Exposition Nicolas Fédorenko / 2008

 

 

NICOLAS FÉDORENKO

Professeur aux Beaux-Arts, artiste, concepteur de mobilier urbain, Nicolas Fedorenko travaille dans un ancien garage au Cap-Sizun qu’il a transformé en atelier. Ses petites têtes de soldats au visage évidé, ont été conçues pour être placées pour arroser le passage du tramway de Nantes. Les deux colonnes à personnages tenant une fourche et un accordéon sont des exemples, représentant les petits métiers de Guérande, mis en place autour de la collégiale pour empêcher le stationnement.

Pour le Centre d’art de Montrelais, notre artiste a choisi de nous promener à travers ses thèmes récurrents grâce à des œuvres couvrant ces dernières années.

Plongeons donc dans ses figures qui nous sont familières car synonymes d’innocence puisque ce sont celles de notre enfance. Poupons, lapins, nounours dansent une sarabande colorée. Mais à leur vue, on est saisi par leur étrangeté. Pourquoi ne sont-ils pas tout roses ? La tragédie est palpable. Les poupons, les lapins et les nounours nous montrent une violence destructrice qui en morcelle les éléments. Bras, jambes, têtes, se retrouvent isolés, découpés. Les lapins marchent au pas de l’oie. Ils sont bourrés d’énergie comme les lapins à piles de Duracell. Ils se métamorphosent, s’empreintent des couleurs et des morceaux de corps. Voilà un beau saccage de nos icônes d’innocence. A nous de les voir sous ce nouvel angle inhabituel.

Autre thème : les aveugles. Voir et ne plus voir. Qu’est-ce qu’on voit quand on ne voit plus ? Perdons-nous le sens de la réalité, le sens de l’orientation ? Après l’œil, voici la main, ici grande, comme sculptée, emmêlant ses doigts comme dans l’œuvre rouge du premier étage où elle devient forme sinueuse, forte, érotique. Main qui tend des doigts dans l’œuvre du rez-de-chaussée, montée sur roulettes comme un étonnant berceau.

Cette couleur se retrouve, riche et profonde dans la série des « chemises ». Là, les lapins et les nounours ont laissé place à une symbolique plus forte : celle du corps disparu et de sa seule enveloppe suspendue, comme lavée, avec son mot-slogan qui barre la poitrine : « Guerres », « Mensonges », « Haines », « Massacres ». Le vocabulaire est percutant. Serions-nous dans une expression militante ? Ces chemises seraient-elles comme autant d’affiches pour dire un constat ?

Ouvrez-les yeux, nous dit Nicolas Fedorenko, regardez ces chars, ces avions, ces bébés qui font la ronde autour d’une vénus préhistorique, symbole de la terre nourricière.

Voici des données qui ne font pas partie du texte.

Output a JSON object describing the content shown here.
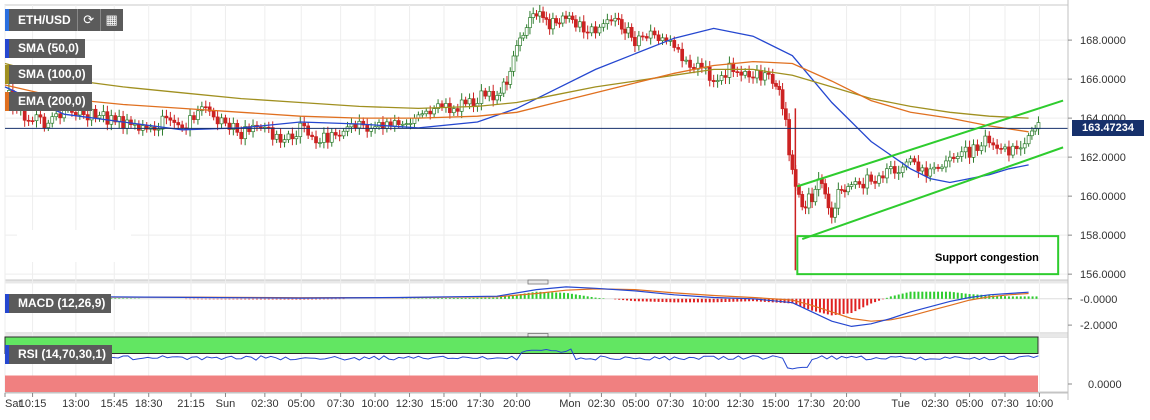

On pourrait parler d’un travail pessimiste mais Nicolas Fedorenko le transcende par l’emploi de ses couleurs, par les variantes pleines de vie et de fureur, par les formats grandioses, par les techniques employées qui utilisent la gravure, la gouache, le découpage, le collage, l’encre. A l’exemple de cette magnifique affiche dans l’entrée où la rade de Brest devient arbre de vie donnant naissance à des feuilles-bateaux où l’on peut reconnaître thonier, sardinier, chalutier, bateau de papier, mais aussi joyeuses fêtes du marin bien arrosées.

Ainsi, après la dénonciation, vient le regard sur la figure christique que l’on retrouve parfois. Dieu est là-haut, dans tous les sens du terme : au dernier étage du Centre d’art dans la série des projets de vitraux que Nicolas Fedorenko a élaboré pour une Chapelle bretonne.

La terre, l’eau, le feu et l’air. Les quatre éléments fondateurs, y sont mis en scène enfermés dans des capsules de cristal, devant un arbre de vie,.

Cette exposition est un cheminement spirituel. Tout n’est pas rose dans ce monde, et cela rend l’artiste songeur. Il pense au monde. Il nous en donne sa vision. Qu’il en soit remercié pour le faire avec tant de maestria.